PP14A-02:
Succes of foraminiferal calcification mechanisms depend on ocean chemistry

Monday, 15 December 2014: 4:15 PM
Inge van Dijk1, Lennart Jan de Nooijer1, Malcolm Hart2 and Gert-Jan Reichart1,3, (1)NIOZ Royal Netherlands Institute for Sea Research, Geology and Chemical Oceanography, 1790AB, Den Burg, Texel, Netherlands, (2)Plymouth University, Earth & Environmental Sciences, Plymouth, United Kingdom, (3)Department of Earth Sciences, Faculty of Geosciences, Utrecht University. Budapestlaan 4, 3584CD, Utrecht, Netherlands
Abstract:
Although the relationship between Phanerozoic changes in seawater Mg/Ca and the evolutionary history of many marine calcifyers has been analyzed, the response of foraminifera to changes in Mg/Casw is only sparsely investigated. Geological longevity, areal distribution and importance in the global carbon cycle, however, make foraminifera particularly suitable to study the interplay between seawater chemistry and biogenic mineralogy. We assess global foraminifera abundances in the geological record from fossil species occurrences in the Paleobiology DataBase (PaleoDB; www.paleodb.org).

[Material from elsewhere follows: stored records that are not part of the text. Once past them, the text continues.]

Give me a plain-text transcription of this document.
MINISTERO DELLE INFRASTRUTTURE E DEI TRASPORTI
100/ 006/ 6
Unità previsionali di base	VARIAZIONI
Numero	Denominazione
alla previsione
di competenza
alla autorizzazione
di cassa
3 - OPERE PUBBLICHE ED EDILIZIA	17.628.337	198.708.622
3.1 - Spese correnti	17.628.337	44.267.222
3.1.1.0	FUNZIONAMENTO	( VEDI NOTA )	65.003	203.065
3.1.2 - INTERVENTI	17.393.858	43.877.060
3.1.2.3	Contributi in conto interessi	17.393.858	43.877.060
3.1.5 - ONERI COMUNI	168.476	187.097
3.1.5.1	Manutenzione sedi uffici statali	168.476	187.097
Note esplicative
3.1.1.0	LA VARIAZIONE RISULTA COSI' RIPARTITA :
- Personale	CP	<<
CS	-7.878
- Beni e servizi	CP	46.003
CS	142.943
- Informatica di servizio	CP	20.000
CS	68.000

Here, we present an analysis of the distribution of major groups of foraminifera through the Phanerozoic by comparing dominance of taxa producing aragonite or (low- and high-Mg) calcite in relation to changes in Mg/Casw and mass marine extinction events (P/T, T/J and K/Pg). This allows relating the effect of ocean chemistry to the relative success of foraminifera with different calcification strategies. We show for the first time that the success of foraminifera with different calcification mechanisms (i.e. aragonite versus calcite producers) is governed by Mg/Casw, potentially making foraminifera with unfavored mineralogy more vulnerable to major environmental perturbations. Furthermore, we suggest that planktic foraminifera, which are currently calcifying in a period with unfavorable sea water chemistry, might be more sensitive to on-going ocean acidification and associated environmental perturbations than currently assumed.